Je suis arrivé au Courrier Picard le 1er Juillet 1979. Stagiare d'été, pour deux mois, m'a dit Georges-Louis Collet, rédacteur en chef historique du grand quotidien de la rue Alphonse Paillat. Ajoutant avec ce sourire plein de malice : Pour plus longtemps, si vous êtes bon. On m'a dit que vous savez écrire, prouvez-le moi ! Le genre d'encouragement qui vous met une pression immense et d'emblée à l'aise. Les deux mois d'été durèrent presque quatre ans. C'est dire le travail et le talent dont je dus, sans vraiment en être toujours très conscient, faire preuve.
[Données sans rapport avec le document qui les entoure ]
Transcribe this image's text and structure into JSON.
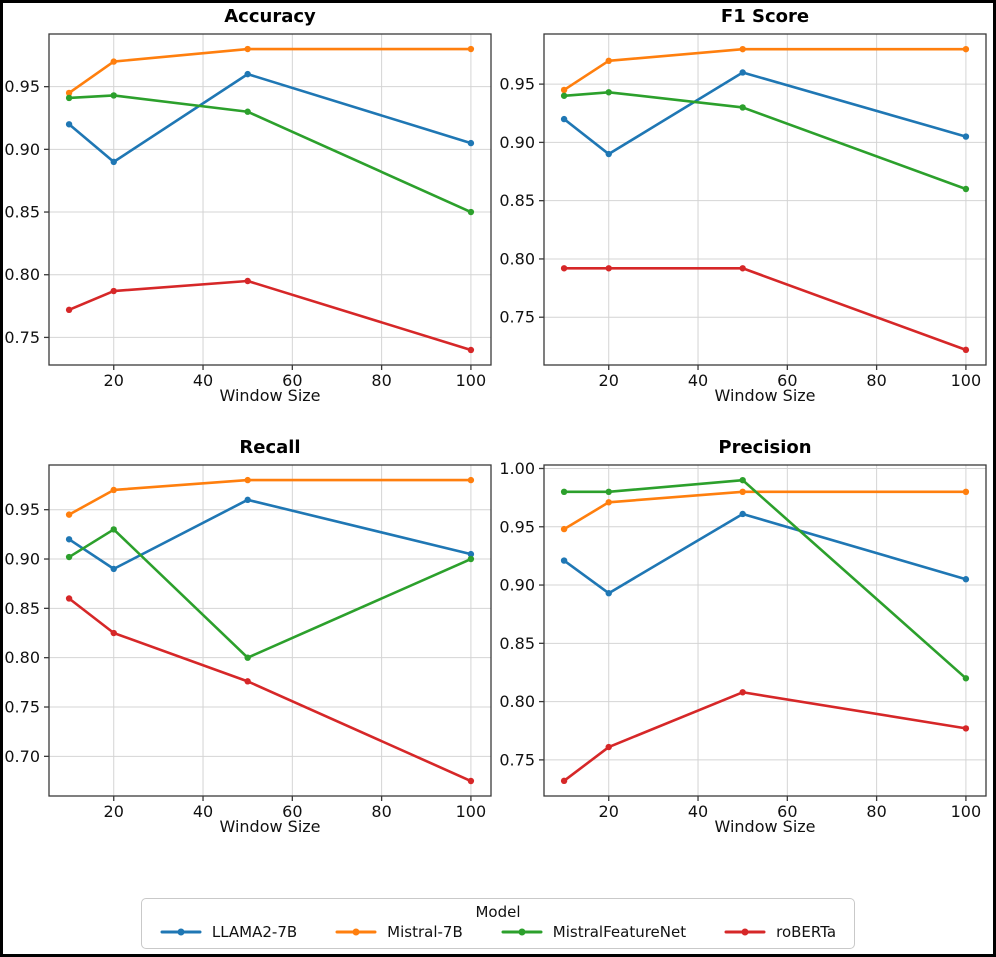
{
  "figure": {
    "background": "#ffffff",
    "border_color": "#000000",
    "grid_color": "#d4d4d4",
    "spine_color": "#3a3a3a",
    "tick_label_color": "#111111"
  },
  "legend": {
    "title": "Model"
  },
  "models": [
    {
      "name": "LLAMA2-7B",
      "color": "#1f77b4"
    },
    {
      "name": "Mistral-7B",
      "color": "#ff7f0e"
    },
    {
      "name": "MistralFeatureNet",
      "color": "#2ca02c"
    },
    {
      "name": "roBERTa",
      "color": "#d62728"
    }
  ],
  "chart_data": [
    {
      "type": "line",
      "title": "Accuracy",
      "xlabel": "Window Size",
      "ylabel": "",
      "x": [
        10,
        20,
        50,
        100
      ],
      "xticks": [
        20,
        40,
        60,
        80,
        100
      ],
      "xlim": [
        5.5,
        104.5
      ],
      "yticks": [
        0.75,
        0.8,
        0.85,
        0.9,
        0.95
      ],
      "ylim": [
        0.728,
        0.992
      ],
      "grid": true,
      "series": [
        {
          "name": "LLAMA2-7B",
          "values": [
            0.92,
            0.89,
            0.96,
            0.905
          ]
        },
        {
          "name": "Mistral-7B",
          "values": [
            0.945,
            0.97,
            0.98,
            0.98
          ]
        },
        {
          "name": "MistralFeatureNet",
          "values": [
            0.941,
            0.943,
            0.93,
            0.85
          ]
        },
        {
          "name": "roBERTa",
          "values": [
            0.772,
            0.787,
            0.795,
            0.74
          ]
        }
      ]
    },
    {
      "type": "line",
      "title": "F1 Score",
      "xlabel": "Window Size",
      "ylabel": "",
      "x": [
        10,
        20,
        50,
        100
      ],
      "xticks": [
        20,
        40,
        60,
        80,
        100
      ],
      "xlim": [
        5.5,
        104.5
      ],
      "yticks": [
        0.75,
        0.8,
        0.85,
        0.9,
        0.95
      ],
      "ylim": [
        0.709,
        0.993
      ],
      "grid": true,
      "series": [
        {
          "name": "LLAMA2-7B",
          "values": [
            0.92,
            0.89,
            0.96,
            0.905
          ]
        },
        {
          "name": "Mistral-7B",
          "values": [
            0.945,
            0.97,
            0.98,
            0.98
          ]
        },
        {
          "name": "MistralFeatureNet",
          "values": [
            0.94,
            0.943,
            0.93,
            0.86
          ]
        },
        {
          "name": "roBERTa",
          "values": [
            0.792,
            0.792,
            0.792,
            0.722
          ]
        }
      ]
    },
    {
      "type": "line",
      "title": "Recall",
      "xlabel": "Window Size",
      "ylabel": "",
      "x": [
        10,
        20,
        50,
        100
      ],
      "xticks": [
        20,
        40,
        60,
        80,
        100
      ],
      "xlim": [
        5.5,
        104.5
      ],
      "yticks": [
        0.7,
        0.75,
        0.8,
        0.85,
        0.9,
        0.95
      ],
      "ylim": [
        0.6598,
        0.9953
      ],
      "grid": true,
      "series": [
        {
          "name": "LLAMA2-7B",
          "values": [
            0.92,
            0.89,
            0.96,
            0.905
          ]
        },
        {
          "name": "Mistral-7B",
          "values": [
            0.945,
            0.97,
            0.98,
            0.98
          ]
        },
        {
          "name": "MistralFeatureNet",
          "values": [
            0.902,
            0.93,
            0.8,
            0.9
          ]
        },
        {
          "name": "roBERTa",
          "values": [
            0.86,
            0.825,
            0.776,
            0.675
          ]
        }
      ]
    },
    {
      "type": "line",
      "title": "Precision",
      "xlabel": "Window Size",
      "ylabel": "",
      "x": [
        10,
        20,
        50,
        100
      ],
      "xticks": [
        20,
        40,
        60,
        80,
        100
      ],
      "xlim": [
        5.5,
        104.5
      ],
      "yticks": [
        0.75,
        0.8,
        0.85,
        0.9,
        0.95,
        1.0
      ],
      "ylim": [
        0.719,
        1.003
      ],
      "grid": true,
      "series": [
        {
          "name": "LLAMA2-7B",
          "values": [
            0.921,
            0.893,
            0.961,
            0.905
          ]
        },
        {
          "name": "Mistral-7B",
          "values": [
            0.948,
            0.971,
            0.98,
            0.98
          ]
        },
        {
          "name": "MistralFeatureNet",
          "values": [
            0.98,
            0.98,
            0.99,
            0.82
          ]
        },
        {
          "name": "roBERTa",
          "values": [
            0.732,
            0.761,
            0.808,
            0.777
          ]
        }
      ]
    }
  ]
}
Seul bémol à cette belle aventure dans la presse écrite régionale, l'obligation de poser définitivement mon appareil photo. Ch'Courrier avait cinq reporters photographes qui ne supportaient pas que le rédacteur débutant que j'étais, par la définition de fonction qui m'avait été attribué, empiète sur leur domaine de compétences. J'ai bien essayé de faire la sourde oreille, au tout début, de finasser, un peu, beaucoup, ensuite, mais j'ai vite compris que nos relations cordiales, sinon confraternelles, en prendraient un sacré coup pour un paquet d'années, si je persistais dans ma double activité.
J'étais simplement, comme souvent, un peu trop précurseur. Aujourd'hui, c'est un fait acquis : le journaliste rédacteur est aussi journaliste photographe. Ou plutôt : le journaliste doit aussi faire ses propres photos. Avec plus ou moins de bonheur ou de talent. C'est flagrant. Le journal s'en repent.